DP4157 Does Prestige Matter More than Profits? Evidence from Entrepreneurial Choice
|Author(s):||Mariassunta Giannetti, Andrei Simonov|
|Publication Date:||December 2003|
|Keyword(s):||agglomeration economcs, entrepreneurial choice, peer effects, social interactions, social norms|
|JEL(s):||J24, M13, R12|
|Programme Areas:||Financial Economics|
|Link to this Page:||cepr.org/active/publications/discussion_papers/dp.php?dpno=4157|
This Paper investigates whether social norms play an important role in the decision to become an entrepreneur. We study whether the individual decision to become an entrepreneur or entrepreneurial income are affected by the decisions of other individuals living in the same municipality. To overcome the identification problems, we use very detailed Swedish data and exploit the large institutional changes that occurred in Sweden in the 1980s and early 1990s (the dissolution of the centralized wage-setting arrangements and the major tax reform in 1990-91), which create a quasi-natural experiment for analysing entrepreneurial choice.
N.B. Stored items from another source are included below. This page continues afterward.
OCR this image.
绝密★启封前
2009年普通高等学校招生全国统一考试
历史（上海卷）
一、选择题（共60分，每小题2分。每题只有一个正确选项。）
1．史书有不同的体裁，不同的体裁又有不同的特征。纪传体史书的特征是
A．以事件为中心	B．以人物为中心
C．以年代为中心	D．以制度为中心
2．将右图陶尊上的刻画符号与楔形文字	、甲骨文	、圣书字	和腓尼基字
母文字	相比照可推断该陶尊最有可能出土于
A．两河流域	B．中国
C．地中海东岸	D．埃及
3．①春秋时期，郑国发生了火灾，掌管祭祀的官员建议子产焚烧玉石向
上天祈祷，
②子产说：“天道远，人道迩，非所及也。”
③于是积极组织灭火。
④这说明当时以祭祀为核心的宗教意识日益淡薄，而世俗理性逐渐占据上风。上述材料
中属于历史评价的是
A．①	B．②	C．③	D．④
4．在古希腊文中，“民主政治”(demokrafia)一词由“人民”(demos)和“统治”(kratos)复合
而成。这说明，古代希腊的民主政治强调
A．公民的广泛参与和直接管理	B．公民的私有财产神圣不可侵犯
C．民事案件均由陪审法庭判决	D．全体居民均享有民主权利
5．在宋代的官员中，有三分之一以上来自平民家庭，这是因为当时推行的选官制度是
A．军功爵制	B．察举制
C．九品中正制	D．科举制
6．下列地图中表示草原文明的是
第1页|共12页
The results show that more individuals become entrepreneurs in municipalities where entrepreneurship is more widespread, even though entrepreneurial profits are lower. This suggests that social norms play an important role in the decision to become an entrepreneur. We also evaluate alternative explanations, such the existence of agglomeration economies, or knowledge spillovers. They do not, however, seem to find support in the data.